NYC Comptroller's Office 2013 Claims Report Makes Recommendations to Reduce Motor Vehicle Accident Claims; Cites Increase in Claims Against Police
Earlier this week, the New York City Comptroller’s Office, which under the New York City Charter, is responsible for settling and adjusting claims for and against the City, released its fiscal report for the year 2012. In FY 2012, the City paid out $485.9 million in personal injury and property damage tort settlements and judgments, 12 percent less than in FY 2011. However, the cost of these claims to the City still hovers at nearly a half billion dollars annually. In FY 2012, the costliest personal injury claims category was medical malpractice, which cost the City $109.9 million. The second costliest category was motor vehicle claims, at $69.9 million. Civil rights claim settlements and judgments were the third costliest, at $67.9 million. The fourth costliest category was police action claims, at $64.4 million.
In FY 2012, medical malpractice settlements/judgments accounted for 34 of the 79 tort cases that settled for $1 million or more. The five HHC acute care hospitals for which the City paid the highest total amount for medical malpractice claims were: Elmhurst Hospital ($15.6 million); Kings County ($13.3 million); Jacobi Medical Center ($13.2 million); Queens Hospital Center ($12 million) and Lincoln Hospital ($10.6 million).
The report included a new recommendation that the City implement a City-wide program to reduce motor vehicle claims. In FY 2012, the City paid out over $75 million in settlements related to injuries and damages as a result of motor vehicle accidents involving City vehicles. This represents 16 percent of the total tort payout.
The report suggested that an analysis of motor vehicle claims data may reveal areas that could prevent injuries to City employees, the public and property. For example, the report stated that reviewing areas where large numbers of accidents occur may reveal underlying problems that could be addressed such as possible defective roadway designs; potholes; defective or needed traffic control devices.
Also recommended was that the City do more to insure that all drivers and passengers in City vehicles (even those in emergency vehicles) use seat belts which will prevent serious injuries and/or death. (The National Highway Safety Administration reported that 42 percent of police officers killed in vehicular accidents were not wearing seat belts).
Another step that the City should consider to specifically make intersections safer for emergency response vehicles is to use public service announcements to remind the driving public of their responsibility to yield to emergency vehicles that may be approaching intersections.
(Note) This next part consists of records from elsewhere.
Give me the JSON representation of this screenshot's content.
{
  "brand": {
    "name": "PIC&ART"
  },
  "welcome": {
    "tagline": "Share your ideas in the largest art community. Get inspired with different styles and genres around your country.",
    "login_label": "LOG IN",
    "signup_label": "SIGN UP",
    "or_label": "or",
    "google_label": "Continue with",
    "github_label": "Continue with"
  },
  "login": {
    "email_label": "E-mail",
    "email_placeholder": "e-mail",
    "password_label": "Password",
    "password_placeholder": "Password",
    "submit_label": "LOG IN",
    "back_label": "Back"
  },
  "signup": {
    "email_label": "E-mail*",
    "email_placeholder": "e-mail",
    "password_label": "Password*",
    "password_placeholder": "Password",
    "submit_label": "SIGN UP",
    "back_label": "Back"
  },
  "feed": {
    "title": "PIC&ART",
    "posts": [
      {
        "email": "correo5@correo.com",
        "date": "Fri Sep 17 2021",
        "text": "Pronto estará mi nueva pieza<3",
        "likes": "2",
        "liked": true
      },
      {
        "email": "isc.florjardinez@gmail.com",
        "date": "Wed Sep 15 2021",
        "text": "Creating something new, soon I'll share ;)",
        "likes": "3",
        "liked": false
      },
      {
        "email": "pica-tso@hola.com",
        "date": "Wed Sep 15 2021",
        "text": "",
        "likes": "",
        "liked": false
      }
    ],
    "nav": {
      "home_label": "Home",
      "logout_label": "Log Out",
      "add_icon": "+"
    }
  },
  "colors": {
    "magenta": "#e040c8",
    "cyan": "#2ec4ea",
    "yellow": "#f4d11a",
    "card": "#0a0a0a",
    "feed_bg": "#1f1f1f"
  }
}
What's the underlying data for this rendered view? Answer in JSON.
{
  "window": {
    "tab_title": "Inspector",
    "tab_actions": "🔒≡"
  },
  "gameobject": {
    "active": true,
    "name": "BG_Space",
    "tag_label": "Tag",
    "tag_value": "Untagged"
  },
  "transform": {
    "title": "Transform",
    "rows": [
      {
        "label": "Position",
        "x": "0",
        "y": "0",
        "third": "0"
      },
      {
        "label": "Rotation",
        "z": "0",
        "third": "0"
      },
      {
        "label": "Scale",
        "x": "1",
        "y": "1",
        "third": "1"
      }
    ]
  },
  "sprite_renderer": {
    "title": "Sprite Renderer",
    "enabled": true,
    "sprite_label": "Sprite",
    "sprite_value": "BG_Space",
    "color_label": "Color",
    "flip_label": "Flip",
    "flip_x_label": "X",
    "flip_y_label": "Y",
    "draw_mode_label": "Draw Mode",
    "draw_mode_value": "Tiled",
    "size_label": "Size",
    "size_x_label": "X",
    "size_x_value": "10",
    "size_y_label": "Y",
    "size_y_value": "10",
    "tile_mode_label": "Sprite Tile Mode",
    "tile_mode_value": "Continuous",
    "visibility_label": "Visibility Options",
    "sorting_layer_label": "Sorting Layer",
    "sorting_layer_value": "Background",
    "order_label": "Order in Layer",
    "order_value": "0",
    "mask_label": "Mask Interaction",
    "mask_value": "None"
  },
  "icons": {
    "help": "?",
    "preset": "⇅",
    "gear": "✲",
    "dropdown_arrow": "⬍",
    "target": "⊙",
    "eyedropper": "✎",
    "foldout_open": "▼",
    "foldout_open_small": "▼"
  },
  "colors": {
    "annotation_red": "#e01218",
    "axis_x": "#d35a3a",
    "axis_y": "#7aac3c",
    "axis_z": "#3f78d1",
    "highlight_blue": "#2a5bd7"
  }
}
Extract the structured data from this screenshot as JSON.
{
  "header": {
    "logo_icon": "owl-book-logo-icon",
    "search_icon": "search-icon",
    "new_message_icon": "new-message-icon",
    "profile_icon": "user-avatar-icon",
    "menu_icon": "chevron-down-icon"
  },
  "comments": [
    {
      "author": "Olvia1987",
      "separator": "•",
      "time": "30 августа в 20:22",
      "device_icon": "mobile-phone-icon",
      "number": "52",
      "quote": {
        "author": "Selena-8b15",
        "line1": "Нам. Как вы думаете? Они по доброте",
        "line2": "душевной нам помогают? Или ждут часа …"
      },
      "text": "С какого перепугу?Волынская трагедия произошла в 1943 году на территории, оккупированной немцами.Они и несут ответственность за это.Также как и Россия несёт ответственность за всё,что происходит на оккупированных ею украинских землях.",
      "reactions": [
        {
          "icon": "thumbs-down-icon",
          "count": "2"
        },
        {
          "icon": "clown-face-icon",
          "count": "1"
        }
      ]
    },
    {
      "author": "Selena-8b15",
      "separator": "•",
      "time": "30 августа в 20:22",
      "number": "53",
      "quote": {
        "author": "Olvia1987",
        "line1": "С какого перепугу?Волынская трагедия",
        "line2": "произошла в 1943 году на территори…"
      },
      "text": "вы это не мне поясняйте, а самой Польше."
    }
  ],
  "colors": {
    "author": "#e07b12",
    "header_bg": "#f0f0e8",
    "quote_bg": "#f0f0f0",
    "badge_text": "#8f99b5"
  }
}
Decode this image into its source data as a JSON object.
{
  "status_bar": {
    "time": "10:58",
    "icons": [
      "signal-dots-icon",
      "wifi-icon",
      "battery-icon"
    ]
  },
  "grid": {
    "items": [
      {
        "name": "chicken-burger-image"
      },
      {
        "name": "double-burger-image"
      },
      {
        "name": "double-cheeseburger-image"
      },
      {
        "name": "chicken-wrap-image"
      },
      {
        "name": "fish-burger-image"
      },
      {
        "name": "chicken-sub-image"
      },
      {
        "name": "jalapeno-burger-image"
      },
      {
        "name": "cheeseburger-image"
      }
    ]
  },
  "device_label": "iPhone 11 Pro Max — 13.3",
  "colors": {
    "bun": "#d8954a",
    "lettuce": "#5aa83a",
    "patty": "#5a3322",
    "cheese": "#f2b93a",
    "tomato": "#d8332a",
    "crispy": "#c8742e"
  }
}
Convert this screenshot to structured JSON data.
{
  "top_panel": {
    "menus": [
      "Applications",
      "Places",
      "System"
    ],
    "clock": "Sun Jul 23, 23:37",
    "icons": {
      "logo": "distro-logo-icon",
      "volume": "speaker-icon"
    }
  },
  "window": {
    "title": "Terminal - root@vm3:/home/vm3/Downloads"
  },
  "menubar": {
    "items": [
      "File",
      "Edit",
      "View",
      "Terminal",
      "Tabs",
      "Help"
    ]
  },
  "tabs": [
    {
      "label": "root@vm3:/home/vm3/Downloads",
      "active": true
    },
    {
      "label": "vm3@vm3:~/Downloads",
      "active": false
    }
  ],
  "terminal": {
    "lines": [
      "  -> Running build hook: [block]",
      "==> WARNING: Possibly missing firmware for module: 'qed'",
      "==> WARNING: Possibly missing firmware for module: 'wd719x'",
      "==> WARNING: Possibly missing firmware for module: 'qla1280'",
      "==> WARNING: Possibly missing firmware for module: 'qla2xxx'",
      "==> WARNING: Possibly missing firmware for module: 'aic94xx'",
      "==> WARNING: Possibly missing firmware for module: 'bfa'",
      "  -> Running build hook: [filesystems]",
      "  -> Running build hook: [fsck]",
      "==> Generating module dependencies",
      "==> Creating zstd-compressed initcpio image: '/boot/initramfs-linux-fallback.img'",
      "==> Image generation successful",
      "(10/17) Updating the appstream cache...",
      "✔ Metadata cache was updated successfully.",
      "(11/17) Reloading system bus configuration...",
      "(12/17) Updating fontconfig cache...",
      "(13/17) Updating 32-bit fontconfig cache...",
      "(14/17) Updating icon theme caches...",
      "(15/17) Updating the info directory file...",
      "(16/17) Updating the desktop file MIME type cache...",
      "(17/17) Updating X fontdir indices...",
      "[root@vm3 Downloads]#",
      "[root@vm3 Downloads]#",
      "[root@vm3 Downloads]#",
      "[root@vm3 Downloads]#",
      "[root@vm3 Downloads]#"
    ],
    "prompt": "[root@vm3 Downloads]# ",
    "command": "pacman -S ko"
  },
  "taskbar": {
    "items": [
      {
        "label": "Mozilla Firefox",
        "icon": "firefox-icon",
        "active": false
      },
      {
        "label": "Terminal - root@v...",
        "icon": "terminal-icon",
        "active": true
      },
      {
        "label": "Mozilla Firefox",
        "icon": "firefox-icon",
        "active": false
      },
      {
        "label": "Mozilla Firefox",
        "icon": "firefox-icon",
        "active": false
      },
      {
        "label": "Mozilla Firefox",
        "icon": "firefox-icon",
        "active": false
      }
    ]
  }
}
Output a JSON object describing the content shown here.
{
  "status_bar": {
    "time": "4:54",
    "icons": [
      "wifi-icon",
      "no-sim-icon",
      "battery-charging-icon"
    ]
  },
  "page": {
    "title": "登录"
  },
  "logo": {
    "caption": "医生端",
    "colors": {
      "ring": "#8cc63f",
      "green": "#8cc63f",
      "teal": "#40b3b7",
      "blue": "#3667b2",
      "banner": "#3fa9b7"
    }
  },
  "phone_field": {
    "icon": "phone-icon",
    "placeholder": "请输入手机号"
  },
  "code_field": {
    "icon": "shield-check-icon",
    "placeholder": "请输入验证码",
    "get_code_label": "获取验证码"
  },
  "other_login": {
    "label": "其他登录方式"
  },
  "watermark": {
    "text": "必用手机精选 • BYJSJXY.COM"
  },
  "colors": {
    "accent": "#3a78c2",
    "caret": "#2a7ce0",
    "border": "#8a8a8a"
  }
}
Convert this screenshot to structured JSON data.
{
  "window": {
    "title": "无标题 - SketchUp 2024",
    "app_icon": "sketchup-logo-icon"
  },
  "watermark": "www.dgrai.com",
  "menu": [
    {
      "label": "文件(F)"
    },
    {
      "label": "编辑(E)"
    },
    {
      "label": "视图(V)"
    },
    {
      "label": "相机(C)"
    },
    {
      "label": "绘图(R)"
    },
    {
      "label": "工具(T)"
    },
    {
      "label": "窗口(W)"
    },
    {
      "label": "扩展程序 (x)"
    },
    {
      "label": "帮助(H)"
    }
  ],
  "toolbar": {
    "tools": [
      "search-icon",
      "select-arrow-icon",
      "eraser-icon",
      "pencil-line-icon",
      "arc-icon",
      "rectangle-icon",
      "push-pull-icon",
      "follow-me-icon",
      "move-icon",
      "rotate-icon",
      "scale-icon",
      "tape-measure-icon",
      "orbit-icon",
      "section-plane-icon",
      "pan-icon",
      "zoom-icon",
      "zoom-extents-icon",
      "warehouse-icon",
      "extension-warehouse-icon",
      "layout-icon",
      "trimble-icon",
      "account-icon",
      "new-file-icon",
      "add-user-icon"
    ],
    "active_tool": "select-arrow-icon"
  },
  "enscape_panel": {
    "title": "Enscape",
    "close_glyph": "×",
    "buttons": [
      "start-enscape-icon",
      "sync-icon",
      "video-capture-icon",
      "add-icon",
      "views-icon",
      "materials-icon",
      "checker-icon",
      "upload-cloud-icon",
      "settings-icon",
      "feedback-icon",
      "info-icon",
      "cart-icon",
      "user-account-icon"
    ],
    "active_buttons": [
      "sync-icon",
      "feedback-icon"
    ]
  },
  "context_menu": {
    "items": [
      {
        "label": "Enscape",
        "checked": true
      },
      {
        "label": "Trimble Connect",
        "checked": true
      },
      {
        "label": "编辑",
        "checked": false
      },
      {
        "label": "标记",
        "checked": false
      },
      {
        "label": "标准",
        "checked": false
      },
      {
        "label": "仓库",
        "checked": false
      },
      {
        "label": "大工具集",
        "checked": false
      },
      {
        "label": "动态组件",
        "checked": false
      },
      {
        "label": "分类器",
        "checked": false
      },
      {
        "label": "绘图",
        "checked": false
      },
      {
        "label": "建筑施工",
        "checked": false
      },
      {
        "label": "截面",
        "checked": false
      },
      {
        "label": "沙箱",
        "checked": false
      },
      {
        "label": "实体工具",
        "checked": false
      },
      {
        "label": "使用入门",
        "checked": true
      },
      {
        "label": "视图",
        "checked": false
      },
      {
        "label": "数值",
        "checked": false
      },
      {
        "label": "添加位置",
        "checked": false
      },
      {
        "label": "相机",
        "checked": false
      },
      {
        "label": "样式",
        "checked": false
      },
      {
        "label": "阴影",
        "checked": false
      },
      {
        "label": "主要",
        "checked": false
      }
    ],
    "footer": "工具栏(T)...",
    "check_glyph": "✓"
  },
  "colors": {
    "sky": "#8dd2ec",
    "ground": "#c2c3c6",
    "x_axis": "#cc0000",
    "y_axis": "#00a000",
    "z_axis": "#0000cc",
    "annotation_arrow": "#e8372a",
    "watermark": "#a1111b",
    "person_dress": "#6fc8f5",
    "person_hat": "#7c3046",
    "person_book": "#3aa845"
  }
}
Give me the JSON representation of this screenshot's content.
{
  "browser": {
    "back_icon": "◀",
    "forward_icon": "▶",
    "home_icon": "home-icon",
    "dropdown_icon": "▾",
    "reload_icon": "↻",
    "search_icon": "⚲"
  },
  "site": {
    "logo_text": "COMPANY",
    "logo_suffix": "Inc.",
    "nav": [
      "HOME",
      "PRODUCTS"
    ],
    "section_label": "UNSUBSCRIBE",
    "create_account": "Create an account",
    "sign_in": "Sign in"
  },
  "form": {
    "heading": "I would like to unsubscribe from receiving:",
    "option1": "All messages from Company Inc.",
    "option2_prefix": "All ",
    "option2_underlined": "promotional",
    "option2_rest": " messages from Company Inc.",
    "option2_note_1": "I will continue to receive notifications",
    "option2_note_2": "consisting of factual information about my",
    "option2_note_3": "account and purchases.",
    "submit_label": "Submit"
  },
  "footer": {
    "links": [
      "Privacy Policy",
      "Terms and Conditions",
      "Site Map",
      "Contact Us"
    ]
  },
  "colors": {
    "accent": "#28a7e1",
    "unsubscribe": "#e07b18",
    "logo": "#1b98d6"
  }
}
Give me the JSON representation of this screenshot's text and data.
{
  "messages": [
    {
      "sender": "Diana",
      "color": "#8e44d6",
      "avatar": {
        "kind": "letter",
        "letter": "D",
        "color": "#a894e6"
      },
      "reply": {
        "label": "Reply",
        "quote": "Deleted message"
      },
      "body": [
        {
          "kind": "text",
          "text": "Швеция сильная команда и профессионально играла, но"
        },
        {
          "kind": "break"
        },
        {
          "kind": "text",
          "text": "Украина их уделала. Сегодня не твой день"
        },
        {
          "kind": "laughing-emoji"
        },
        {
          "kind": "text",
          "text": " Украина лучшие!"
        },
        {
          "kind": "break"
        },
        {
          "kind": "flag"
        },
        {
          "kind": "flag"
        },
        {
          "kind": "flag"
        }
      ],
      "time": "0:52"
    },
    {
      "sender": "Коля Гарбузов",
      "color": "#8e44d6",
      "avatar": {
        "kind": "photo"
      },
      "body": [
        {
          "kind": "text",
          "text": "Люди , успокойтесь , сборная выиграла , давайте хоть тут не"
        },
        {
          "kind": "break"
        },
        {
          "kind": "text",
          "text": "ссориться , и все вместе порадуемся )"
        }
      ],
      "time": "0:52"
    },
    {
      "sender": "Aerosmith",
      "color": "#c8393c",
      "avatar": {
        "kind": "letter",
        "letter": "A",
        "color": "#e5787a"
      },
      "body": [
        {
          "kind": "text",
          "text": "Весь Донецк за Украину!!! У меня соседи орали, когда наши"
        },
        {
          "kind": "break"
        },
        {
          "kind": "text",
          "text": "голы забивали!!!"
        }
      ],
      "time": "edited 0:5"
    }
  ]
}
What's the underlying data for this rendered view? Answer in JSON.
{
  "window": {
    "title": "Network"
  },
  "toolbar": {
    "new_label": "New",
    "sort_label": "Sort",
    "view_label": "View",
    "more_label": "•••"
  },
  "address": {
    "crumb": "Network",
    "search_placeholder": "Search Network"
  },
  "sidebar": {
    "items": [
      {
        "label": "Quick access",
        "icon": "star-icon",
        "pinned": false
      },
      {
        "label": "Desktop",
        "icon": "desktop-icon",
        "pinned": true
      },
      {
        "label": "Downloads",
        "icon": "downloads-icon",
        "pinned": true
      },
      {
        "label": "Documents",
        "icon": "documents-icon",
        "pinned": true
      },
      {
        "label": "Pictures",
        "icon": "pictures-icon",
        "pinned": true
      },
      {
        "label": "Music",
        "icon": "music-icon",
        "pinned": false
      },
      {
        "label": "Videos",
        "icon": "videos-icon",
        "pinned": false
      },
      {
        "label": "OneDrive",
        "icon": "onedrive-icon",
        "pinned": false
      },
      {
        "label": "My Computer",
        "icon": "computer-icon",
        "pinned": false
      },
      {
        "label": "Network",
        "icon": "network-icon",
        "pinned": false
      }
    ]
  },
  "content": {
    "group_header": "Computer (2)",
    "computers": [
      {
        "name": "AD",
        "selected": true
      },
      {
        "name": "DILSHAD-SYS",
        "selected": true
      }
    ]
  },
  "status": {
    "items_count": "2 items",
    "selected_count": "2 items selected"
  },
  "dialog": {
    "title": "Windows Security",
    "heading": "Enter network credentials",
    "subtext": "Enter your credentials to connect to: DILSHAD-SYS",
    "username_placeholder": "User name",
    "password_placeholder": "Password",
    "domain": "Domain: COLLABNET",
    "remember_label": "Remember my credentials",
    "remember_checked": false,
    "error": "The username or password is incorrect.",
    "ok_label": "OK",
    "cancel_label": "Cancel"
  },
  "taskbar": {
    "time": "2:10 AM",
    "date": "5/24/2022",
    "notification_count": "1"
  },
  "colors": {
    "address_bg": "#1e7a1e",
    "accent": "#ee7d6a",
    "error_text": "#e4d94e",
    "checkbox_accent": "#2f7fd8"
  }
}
Creating innovative public interest campaigns regarding this issue will raise the public’s awareness of intersection dangers and hopefully save lives and prevent serious injury.
The Comptroller's report also cited as cause for concern the growing number of tort claims filed against the NYPD. Police action claims result from alleged improper police conduct, such as false arrest or imprisonment, shooting of a suspect, excessive force, assault (police brutality), or failure to provide police protection.
An historical high of 9,570 claims filed in FY 2012.3 The number of claims has risen 52 percent over the last five years. In FY 2012, the City paid $152 million in claims involving the NYPD, a decrease of 18 percent over the $186.3 million paid in FY 2011.
Police action claims were the most frequent type of personal injury claim filed in FY 2012 and accounted for the fourth highest claim payout in FY 2012. There were 5,601 new police action claims filed in FY 2012. This represents an increase of 22 percent from the 4,584 claims filed in FY 2011. This is the largest number of new police action filings during the last five fiscal years.